FWIW, I can provoke the bug by running test_descr.inherits() alone:
C:\Code\python\PCbuild>python_d Adding parser accelerators ... Done. Python 2.2a4+ (#24, Oct 5 2001, 18:16:47) [MSC 32 bit (Intel)] on win32 Type "help", "copyright", "credits" or "license" for more information.
from test import testdescr [21862 refs] testdescr.inherits() Testing inheritance from basic types...
And then it blows up.
I think I'm running into MAXMAPCOUNT (which defaults to 64k).
I've just grabbed Linux 2.4.10-ac7 which add an AVL tree for VMAs and a dynamically configurable maxmapcount. We'll see how that goes.
You may as well rewrite the kernel while you're at it .
Someone should really write a portable debug version of malloc and free for Python that works like the Microsoft implementation.

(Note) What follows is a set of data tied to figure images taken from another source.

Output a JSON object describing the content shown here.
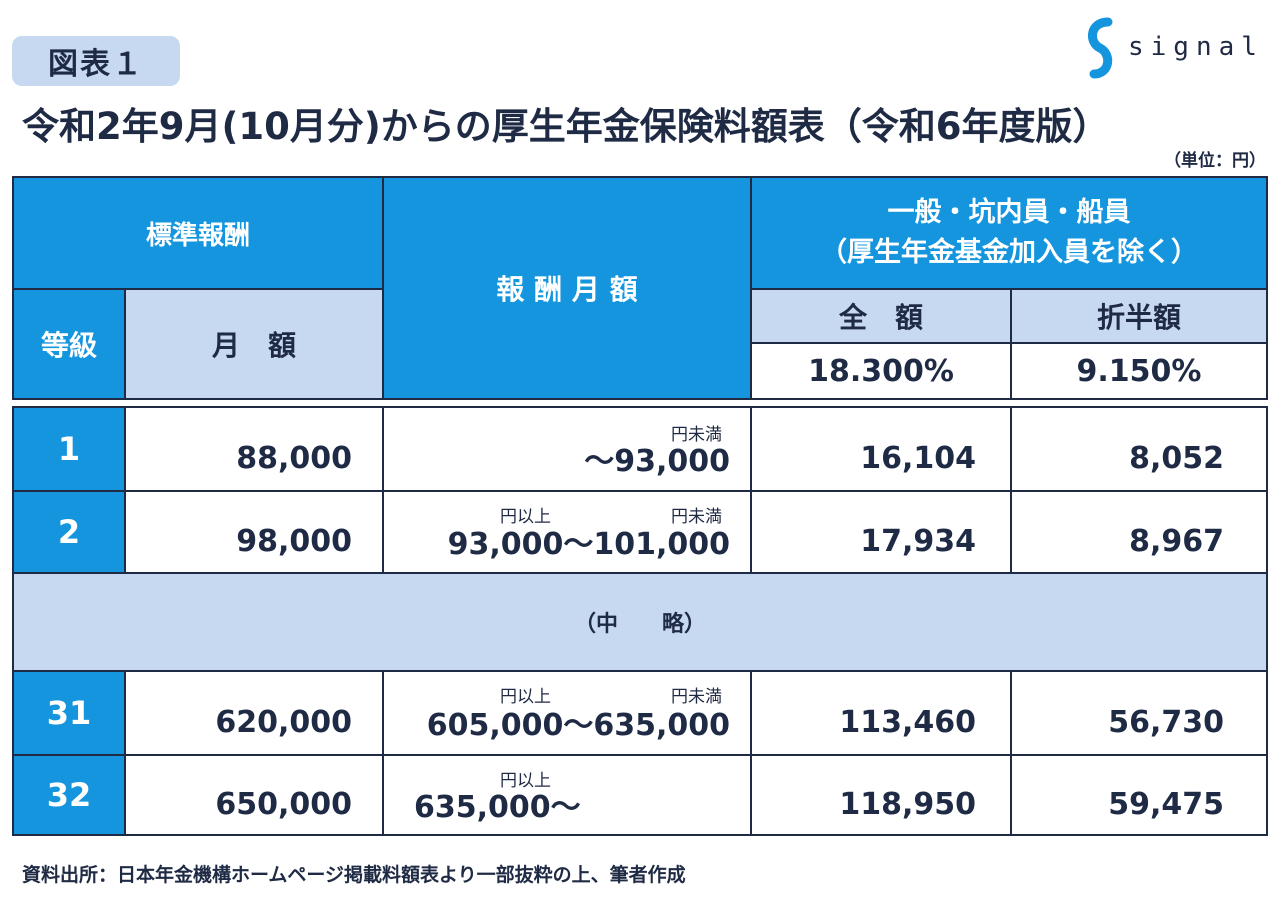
{
  "header": {
    "figure_label": "図表１",
    "title": "令和2年9月(10月分)からの厚生年金保険料額表（令和6年度版）",
    "unit": "（単位：円）",
    "brand": "signal"
  },
  "table": {
    "col_standard_remuneration": "標準報酬",
    "col_grade": "等級",
    "col_monthly_amount": "月　額",
    "col_remuneration_monthly": "報 酬 月 額",
    "col_category_line1": "一般・坑内員・船員",
    "col_category_line2": "（厚生年金基金加入員を除く）",
    "col_full": "全　額",
    "col_half": "折半額",
    "rate_full": "18.300%",
    "rate_half": "9.150%",
    "omitted": "（中　　略）",
    "rows": [
      {
        "grade": "1",
        "monthly": "88,000",
        "lower_note": "",
        "upper_note": "円未満",
        "range": "〜93,000",
        "full": "16,104",
        "half": "8,052"
      },
      {
        "grade": "2",
        "monthly": "98,000",
        "lower_note": "円以上",
        "upper_note": "円未満",
        "range": "93,000〜101,000",
        "full": "17,934",
        "half": "8,967"
      },
      {
        "grade": "31",
        "monthly": "620,000",
        "lower_note": "円以上",
        "upper_note": "円未満",
        "range": "605,000〜635,000",
        "full": "113,460",
        "half": "56,730"
      },
      {
        "grade": "32",
        "monthly": "650,000",
        "lower_note": "円以上",
        "upper_note": "",
        "range": "635,000〜",
        "full": "118,950",
        "half": "59,475"
      }
    ]
  },
  "footer": {
    "source": "資料出所：日本年金機構ホームページ掲載料額表より一部抜粋の上、筆者作成"
  },
  "colors": {
    "header_blue": "#1495dd",
    "header_light": "#c6d9f0",
    "text_navy": "#1f2a44"
  }
}
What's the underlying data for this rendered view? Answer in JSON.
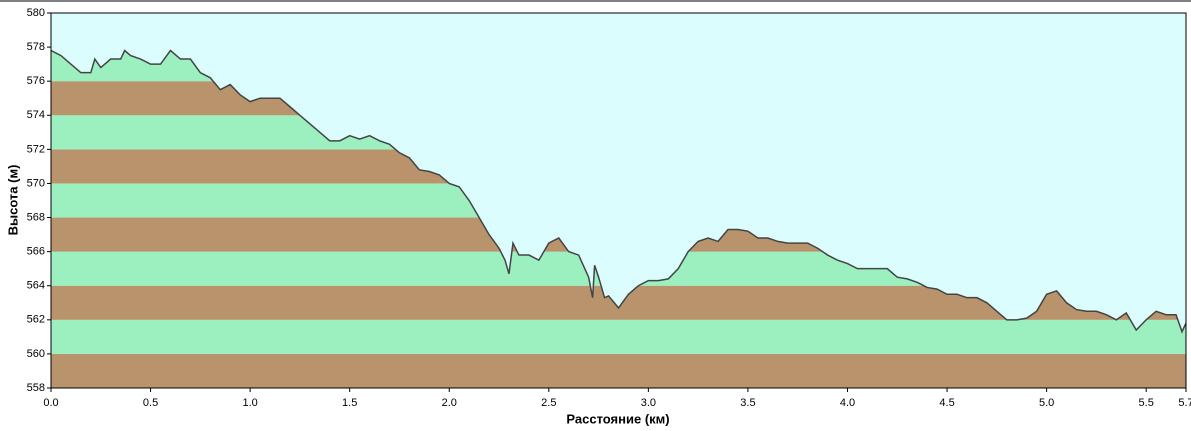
{
  "chart_data": {
    "type": "elevation-profile",
    "x_label": "Расстояние  (км)",
    "y_label": "Высота (м)",
    "xlim": [
      0,
      5.7
    ],
    "ylim": [
      558,
      580
    ],
    "xticks": [
      {
        "value": 0,
        "label": "0.0"
      },
      0.5,
      {
        "value": 1,
        "label": "1.0"
      },
      1.5,
      {
        "value": 2,
        "label": "2.0"
      },
      2.5,
      {
        "value": 3,
        "label": "3.0"
      },
      3.5,
      {
        "value": 4,
        "label": "4.0"
      },
      4.5,
      {
        "value": 5,
        "label": "5.0"
      },
      5.5,
      5.7
    ],
    "yticks": [
      558,
      560,
      562,
      564,
      566,
      568,
      570,
      572,
      574,
      576,
      578,
      580
    ],
    "band_colors": [
      "#b9936b",
      "#9cf0c0"
    ],
    "background": "#dcfdfd",
    "line_color": "#444444",
    "x": [
      0,
      0.05,
      0.1,
      0.15,
      0.2,
      0.22,
      0.25,
      0.3,
      0.35,
      0.37,
      0.4,
      0.45,
      0.5,
      0.55,
      0.6,
      0.65,
      0.7,
      0.75,
      0.8,
      0.85,
      0.9,
      0.95,
      1.0,
      1.05,
      1.1,
      1.15,
      1.2,
      1.25,
      1.3,
      1.35,
      1.4,
      1.45,
      1.5,
      1.55,
      1.6,
      1.65,
      1.7,
      1.75,
      1.8,
      1.85,
      1.9,
      1.95,
      2.0,
      2.05,
      2.1,
      2.15,
      2.2,
      2.25,
      2.28,
      2.3,
      2.32,
      2.35,
      2.4,
      2.45,
      2.5,
      2.55,
      2.6,
      2.65,
      2.7,
      2.72,
      2.73,
      2.75,
      2.78,
      2.8,
      2.85,
      2.9,
      2.95,
      3.0,
      3.05,
      3.1,
      3.15,
      3.2,
      3.25,
      3.3,
      3.35,
      3.4,
      3.45,
      3.5,
      3.55,
      3.6,
      3.65,
      3.7,
      3.75,
      3.8,
      3.85,
      3.9,
      3.95,
      4.0,
      4.05,
      4.1,
      4.15,
      4.2,
      4.25,
      4.3,
      4.35,
      4.4,
      4.45,
      4.5,
      4.55,
      4.6,
      4.65,
      4.7,
      4.75,
      4.8,
      4.85,
      4.9,
      4.95,
      5.0,
      5.05,
      5.1,
      5.15,
      5.2,
      5.25,
      5.3,
      5.35,
      5.4,
      5.45,
      5.5,
      5.55,
      5.6,
      5.65,
      5.68,
      5.7
    ],
    "values": [
      577.8,
      577.5,
      577,
      576.5,
      576.5,
      577.3,
      576.8,
      577.3,
      577.3,
      577.8,
      577.5,
      577.3,
      577,
      577,
      577.8,
      577.3,
      577.3,
      576.5,
      576.2,
      575.5,
      575.8,
      575.2,
      574.8,
      575,
      575,
      575,
      574.5,
      574,
      573.5,
      573,
      572.5,
      572.5,
      572.8,
      572.6,
      572.8,
      572.5,
      572.3,
      571.8,
      571.5,
      570.8,
      570.7,
      570.5,
      570,
      569.8,
      569,
      568,
      567,
      566.2,
      565.5,
      564.7,
      566.5,
      565.8,
      565.8,
      565.5,
      566.5,
      566.8,
      566,
      565.8,
      564.5,
      563.3,
      565.2,
      564.5,
      563.3,
      563.4,
      562.7,
      563.5,
      564,
      564.3,
      564.3,
      564.4,
      565,
      566,
      566.6,
      566.8,
      566.6,
      567.3,
      567.3,
      567.2,
      566.8,
      566.8,
      566.6,
      566.5,
      566.5,
      566.5,
      566.2,
      565.8,
      565.5,
      565.3,
      565,
      565,
      565,
      565,
      564.5,
      564.4,
      564.2,
      563.9,
      563.8,
      563.5,
      563.5,
      563.3,
      563.3,
      563,
      562.5,
      562,
      562,
      562.1,
      562.5,
      563.5,
      563.7,
      563,
      562.6,
      562.5,
      562.5,
      562.3,
      562,
      562.4,
      561.4,
      562,
      562.5,
      562.3,
      562.3,
      561.3,
      561.8
    ]
  }
}
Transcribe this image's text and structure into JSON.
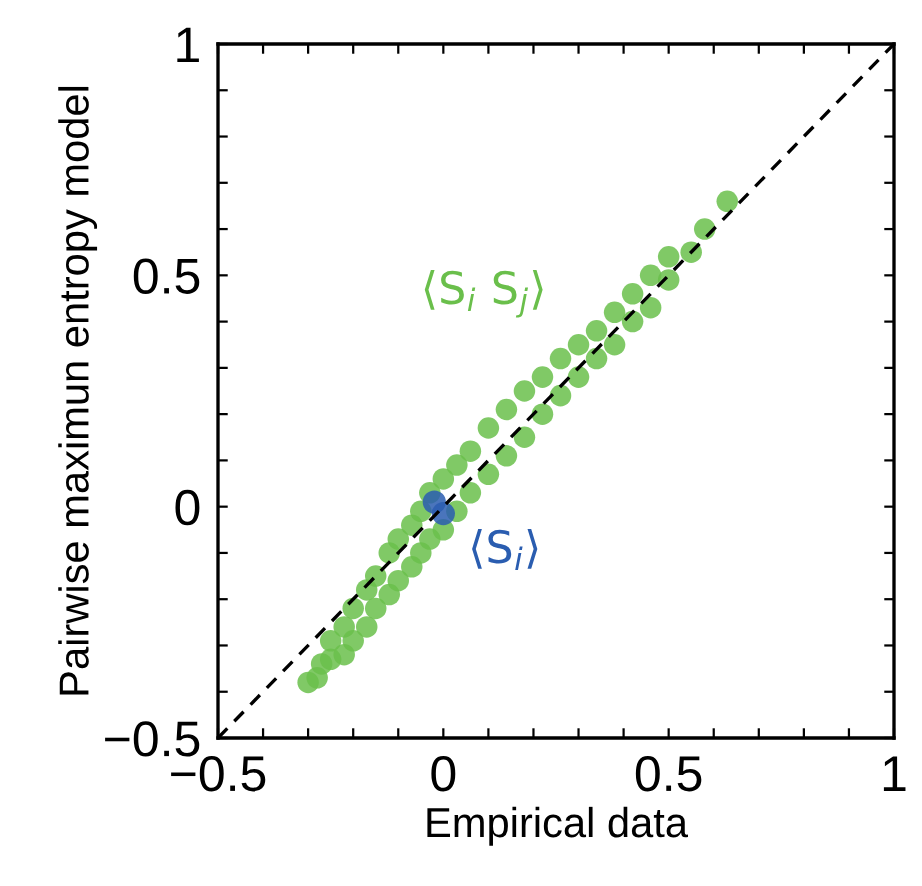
{
  "chart_data": {
    "type": "scatter",
    "xlabel": "Empirical data",
    "ylabel": "Pairwise maximun entropy model",
    "xlim": [
      -0.5,
      1
    ],
    "ylim": [
      -0.5,
      1
    ],
    "xticks": [
      {
        "value": -0.5,
        "label": "−0.5"
      },
      {
        "value": -0.4,
        "label": null
      },
      {
        "value": -0.3,
        "label": null
      },
      {
        "value": -0.2,
        "label": null
      },
      {
        "value": -0.1,
        "label": null
      },
      0,
      {
        "value": 0.1,
        "label": null
      },
      {
        "value": 0.2,
        "label": null
      },
      {
        "value": 0.3,
        "label": null
      },
      {
        "value": 0.4,
        "label": null
      },
      0.5,
      {
        "value": 0.6,
        "label": null
      },
      {
        "value": 0.7,
        "label": null
      },
      {
        "value": 0.8,
        "label": null
      },
      {
        "value": 0.9,
        "label": null
      },
      1
    ],
    "yticks": [
      {
        "value": -0.5,
        "label": "−0.5"
      },
      {
        "value": -0.4,
        "label": null
      },
      {
        "value": -0.3,
        "label": null
      },
      {
        "value": -0.2,
        "label": null
      },
      {
        "value": -0.1,
        "label": null
      },
      0,
      {
        "value": 0.1,
        "label": null
      },
      {
        "value": 0.2,
        "label": null
      },
      {
        "value": 0.3,
        "label": null
      },
      {
        "value": 0.4,
        "label": null
      },
      0.5,
      {
        "value": 0.6,
        "label": null
      },
      {
        "value": 0.7,
        "label": null
      },
      {
        "value": 0.8,
        "label": null
      },
      {
        "value": 0.9,
        "label": null
      },
      1
    ],
    "series": [
      {
        "name": "⟨S$_{i}$ S$_{j}$⟩",
        "color": "#6abf4b",
        "marker": "circle",
        "x": [
          -0.3,
          -0.28,
          -0.27,
          -0.25,
          -0.25,
          -0.22,
          -0.22,
          -0.2,
          -0.2,
          -0.17,
          -0.17,
          -0.15,
          -0.15,
          -0.12,
          -0.12,
          -0.1,
          -0.1,
          -0.07,
          -0.07,
          -0.05,
          -0.05,
          -0.03,
          -0.03,
          0,
          0,
          0.03,
          0.03,
          0.06,
          0.06,
          0.1,
          0.1,
          0.14,
          0.14,
          0.18,
          0.18,
          0.22,
          0.22,
          0.26,
          0.26,
          0.3,
          0.3,
          0.34,
          0.34,
          0.38,
          0.38,
          0.42,
          0.42,
          0.46,
          0.46,
          0.5,
          0.5,
          0.55,
          0.58,
          0.63
        ],
        "values": [
          -0.38,
          -0.37,
          -0.34,
          -0.33,
          -0.29,
          -0.32,
          -0.26,
          -0.29,
          -0.22,
          -0.26,
          -0.18,
          -0.22,
          -0.15,
          -0.19,
          -0.1,
          -0.16,
          -0.07,
          -0.13,
          -0.04,
          -0.1,
          -0.01,
          -0.07,
          0.03,
          -0.05,
          0.06,
          -0.01,
          0.09,
          0.03,
          0.12,
          0.07,
          0.17,
          0.11,
          0.21,
          0.15,
          0.25,
          0.2,
          0.28,
          0.24,
          0.32,
          0.28,
          0.35,
          0.32,
          0.38,
          0.35,
          0.42,
          0.4,
          0.46,
          0.43,
          0.5,
          0.49,
          0.54,
          0.55,
          0.6,
          0.66
        ]
      },
      {
        "name": "⟨S$_{i}$⟩",
        "color": "#2a5db0",
        "marker": "circle",
        "x": [
          -0.02,
          0
        ],
        "values": [
          0.01,
          -0.015
        ]
      },
      {
        "type": "line",
        "color": "#000000",
        "line_style": "dashed",
        "marker": "none",
        "x": [
          -0.5,
          1
        ],
        "values": [
          -0.5,
          1
        ]
      }
    ]
  }
}
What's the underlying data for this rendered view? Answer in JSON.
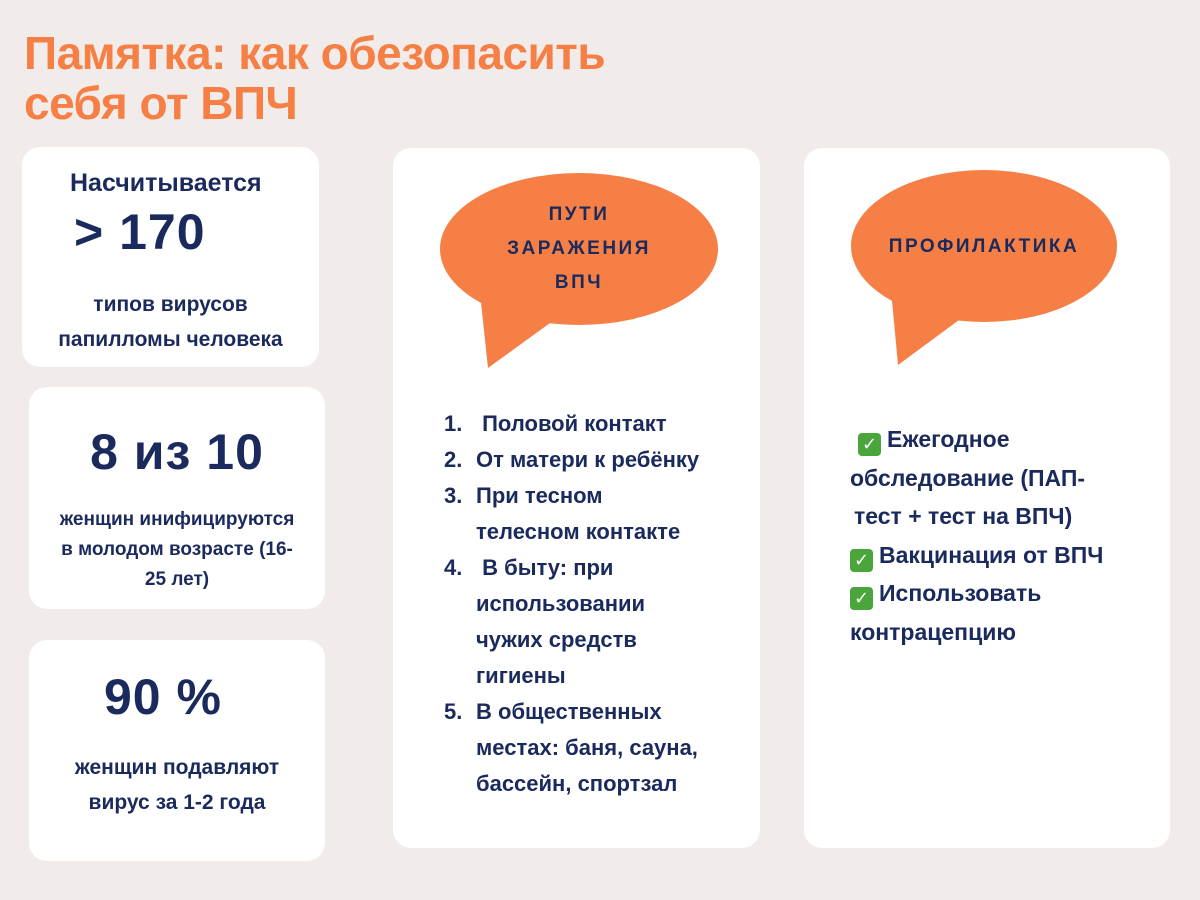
{
  "title": {
    "line1": "Памятка: как обезопасить",
    "line2": "себя от ВПЧ"
  },
  "stat1": {
    "lead": "Насчитывается",
    "value": "> 170",
    "desc_line1": "типов вирусов",
    "desc_line2": "папилломы человека"
  },
  "stat2": {
    "value": "8 из 10",
    "desc_line1": "женщин инифицируются",
    "desc_line2": "в молодом возрасте (16-",
    "desc_line3": "25 лет)"
  },
  "stat3": {
    "value": "90 %",
    "desc_line1": "женщин подавляют",
    "desc_line2": "вирус за 1-2 года"
  },
  "transmission": {
    "bubble_line1": "ПУТИ",
    "bubble_line2": "ЗАРАЖЕНИЯ",
    "bubble_line3": "ВПЧ",
    "items": [
      {
        "num": "1.",
        "lines": [
          " Половой контакт"
        ]
      },
      {
        "num": "2.",
        "lines": [
          "От матери к ребёнку"
        ]
      },
      {
        "num": "3.",
        "lines": [
          "При тесном",
          "телесном контакте"
        ]
      },
      {
        "num": "4.",
        "lines": [
          " В быту: при",
          "использовании",
          "чужих средств",
          "гигиены"
        ]
      },
      {
        "num": "5.",
        "lines": [
          "В общественных",
          "местах: баня, сауна,",
          "бассейн, спортзал"
        ]
      }
    ]
  },
  "prevention": {
    "bubble_label": "ПРОФИЛАКТИКА",
    "check_icon": "white-check-mark-green-box",
    "items": [
      {
        "line1": "Ежегодное",
        "line2": "обследование (ПАП-",
        "line3": "тест + тест на ВПЧ)"
      },
      {
        "line1": "Вакцинация от ВПЧ"
      },
      {
        "line1": "Использовать",
        "line2": "контрацепцию"
      }
    ]
  },
  "colors": {
    "accent": "#f57f45",
    "navy": "#1b2a5c",
    "background": "#f1ece9",
    "check": "#4aa53b"
  }
}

It can't be too hard to lay down poison before and after the hunk of memory on allocation and then check it on deallocation.
It's extremely useful for establishing the presence of off-by-one stores, but this is the first time I've seen this particular check trigger in Python. Another trick it plays is to fill free()'ed memory with a different unlikely byte pattern, then delay recycling the memory. When things blow up this "dead landfill" value is amazingly often present (indicating that someone is still trying to read from free'd memory). The third trick is that newly malloc'ed memory is filled with a third "clean landfill" byte, which helps catch use of uninitialized memory. All the special byte values are picked so that they're unlikely to yield valid addresses, or integers. In bang for the buck, these tricks are huge wins.